Storyboard & reel timing¶
A storyboard is the creative seed of a reel: an ordered list of cards,
each a short on-screen line with its narration, palette roles, and (for overlay
cards) a media panel. It is the main human input — hand-authored or AI-drafted,
then human-edited — so keryx validates it loudly and renders deterministically
from it.

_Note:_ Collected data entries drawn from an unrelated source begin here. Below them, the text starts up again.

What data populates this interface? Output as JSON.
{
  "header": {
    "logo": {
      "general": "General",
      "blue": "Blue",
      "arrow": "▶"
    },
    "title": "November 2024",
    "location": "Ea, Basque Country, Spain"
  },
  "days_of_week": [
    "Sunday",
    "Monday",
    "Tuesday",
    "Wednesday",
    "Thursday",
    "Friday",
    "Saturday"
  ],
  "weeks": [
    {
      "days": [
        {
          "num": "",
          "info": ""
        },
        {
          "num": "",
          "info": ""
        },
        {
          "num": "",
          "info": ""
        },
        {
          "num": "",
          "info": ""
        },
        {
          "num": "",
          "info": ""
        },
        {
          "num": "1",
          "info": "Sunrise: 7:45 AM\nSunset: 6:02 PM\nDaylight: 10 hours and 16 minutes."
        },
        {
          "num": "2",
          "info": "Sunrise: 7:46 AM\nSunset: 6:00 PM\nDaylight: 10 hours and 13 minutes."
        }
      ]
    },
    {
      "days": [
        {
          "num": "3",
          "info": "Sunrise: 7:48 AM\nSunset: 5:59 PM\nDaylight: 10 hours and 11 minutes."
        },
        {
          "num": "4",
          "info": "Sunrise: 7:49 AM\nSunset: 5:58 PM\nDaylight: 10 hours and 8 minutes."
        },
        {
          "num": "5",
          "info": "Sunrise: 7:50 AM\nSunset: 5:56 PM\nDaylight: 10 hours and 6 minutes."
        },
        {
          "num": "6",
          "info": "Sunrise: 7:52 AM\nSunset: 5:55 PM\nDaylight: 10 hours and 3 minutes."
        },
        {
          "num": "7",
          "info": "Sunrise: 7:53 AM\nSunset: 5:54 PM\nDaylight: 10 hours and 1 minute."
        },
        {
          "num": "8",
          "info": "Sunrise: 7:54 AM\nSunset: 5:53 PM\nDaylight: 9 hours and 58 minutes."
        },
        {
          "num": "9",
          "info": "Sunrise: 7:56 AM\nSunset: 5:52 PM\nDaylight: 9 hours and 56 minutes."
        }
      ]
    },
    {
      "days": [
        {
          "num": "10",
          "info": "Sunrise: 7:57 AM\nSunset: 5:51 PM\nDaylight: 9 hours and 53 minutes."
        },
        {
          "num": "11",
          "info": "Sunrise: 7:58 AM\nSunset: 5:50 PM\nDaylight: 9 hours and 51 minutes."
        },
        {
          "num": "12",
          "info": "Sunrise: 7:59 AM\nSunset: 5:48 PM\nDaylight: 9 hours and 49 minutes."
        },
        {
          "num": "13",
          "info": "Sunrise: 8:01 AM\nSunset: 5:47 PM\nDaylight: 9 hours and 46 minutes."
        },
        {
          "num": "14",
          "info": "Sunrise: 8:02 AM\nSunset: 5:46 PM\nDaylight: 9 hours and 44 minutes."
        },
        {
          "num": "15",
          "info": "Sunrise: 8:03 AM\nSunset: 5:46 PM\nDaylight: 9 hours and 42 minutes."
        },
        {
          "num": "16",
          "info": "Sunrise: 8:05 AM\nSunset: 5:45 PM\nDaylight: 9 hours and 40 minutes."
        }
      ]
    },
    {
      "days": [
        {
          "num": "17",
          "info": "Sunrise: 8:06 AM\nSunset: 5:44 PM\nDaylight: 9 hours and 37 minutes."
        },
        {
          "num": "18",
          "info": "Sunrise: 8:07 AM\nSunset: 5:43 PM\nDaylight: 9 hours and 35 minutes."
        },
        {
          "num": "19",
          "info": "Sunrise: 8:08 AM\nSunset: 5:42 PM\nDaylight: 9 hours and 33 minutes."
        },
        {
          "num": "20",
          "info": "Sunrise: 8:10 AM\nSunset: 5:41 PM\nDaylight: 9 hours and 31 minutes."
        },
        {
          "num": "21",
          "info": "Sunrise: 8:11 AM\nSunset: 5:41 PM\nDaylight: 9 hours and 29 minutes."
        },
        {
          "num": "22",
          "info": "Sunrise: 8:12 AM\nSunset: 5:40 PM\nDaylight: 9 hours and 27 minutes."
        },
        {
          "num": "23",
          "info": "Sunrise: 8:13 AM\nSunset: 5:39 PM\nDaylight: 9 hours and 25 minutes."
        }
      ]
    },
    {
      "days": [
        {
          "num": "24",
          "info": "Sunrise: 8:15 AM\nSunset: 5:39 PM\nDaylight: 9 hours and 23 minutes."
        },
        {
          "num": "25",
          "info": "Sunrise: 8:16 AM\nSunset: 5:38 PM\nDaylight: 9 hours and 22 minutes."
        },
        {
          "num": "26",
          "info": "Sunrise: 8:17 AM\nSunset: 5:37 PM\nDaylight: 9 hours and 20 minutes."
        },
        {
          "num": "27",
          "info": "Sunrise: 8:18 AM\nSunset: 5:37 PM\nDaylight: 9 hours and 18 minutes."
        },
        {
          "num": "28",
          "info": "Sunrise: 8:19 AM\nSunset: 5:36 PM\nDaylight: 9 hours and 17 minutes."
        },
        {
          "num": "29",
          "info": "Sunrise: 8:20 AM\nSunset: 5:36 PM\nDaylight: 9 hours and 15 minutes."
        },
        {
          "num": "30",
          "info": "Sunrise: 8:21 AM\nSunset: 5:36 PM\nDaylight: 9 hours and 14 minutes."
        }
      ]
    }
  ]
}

The model and maths are a faithful port of the blog gen-reel.py
(spec §3.1).
Card schema¶
storyboard.json is a JSON array of cards:
| Field | Meaning |
|---|---|
text |
the on-screen line (a tight distillation; \n forces a break). *word* marks accent words. |
vo |
the narration — distinct from text: may be fuller and carry provider control tags (SSML <break>, phonetic spellings). |
bg / fg / accent |
palette roles. Mode-dependent: block uses all three; overlay ignores bg. |
dur |
fallback on-screen seconds, used only when no VO drives timing. |
cover / mono |
bookend cover art / monospace URL closer. |
mode |
block (default) or overlay (full-bleed media + scrim + line). |
scene |
overlay illustration prompt (required for a generated overlay card). |
media |
resolved panel {kind: image\|video, source: generated\|uploaded, path}. |
voice |
per-card voice override (e.g. steadying a line with stability). |
The on-screen text and the vo narration are kept as separate fields — the
batch proved they want different phrasing.
Validation¶
Loaded storyboards are validated; the same findings back the CLI exit 2, the
API 422, and the studio inline checks:
- MUST non-empty
text(R-WS-9); overlay cards have asceneor supplied media (R-WS-10); balanced*markers (R-WS-11); palette roles reference defined keys, mode-aware (R-WS-12). - SHOULD the last card is the mono URL closer (
R-WS-13);bgon an overlay card warns (inert). Cover-card art availability is checked at render time (R-WS-14).
VO-driven timing¶
Narration drives pacing. Each card's on-screen duration is its VO clip length +
a lead (≈0.5s) + tail (≈0.7s); cards crossfade (xfade ≈0.4s). For card
i:
start_i = Σ dur[:i] − i·xfade
vo_delay_i = (start_i + lead) # the VO is placed here
total = Σ dur − (n−1)·xfade
The music bed is later requested at this computed total, not a hand-set
value. The maths is pure and unit-tested (internal/reel), with the renderer
supplying real durations (from ffprobe) and font metrics.
Text rendering¶
- Orphan control: wrapping never leaves a lone trailing word — it pulls one word down from the line above (a flagged defect in the first batch).
- Accents:
*word*tokens render in the accent colour; markers are stripped before measurement. (Parity quirk: in a multi-word*no one safer*only the first/last tokens are accented.)
Status: the deterministic core (schema, validation, timing, wrapping, accents) lands in Phase 1d. Card PNG rendering and the ffmpeg xfade/audio-mux assembly (the
Rendereradapter +keryx reel build) follow in the next phase.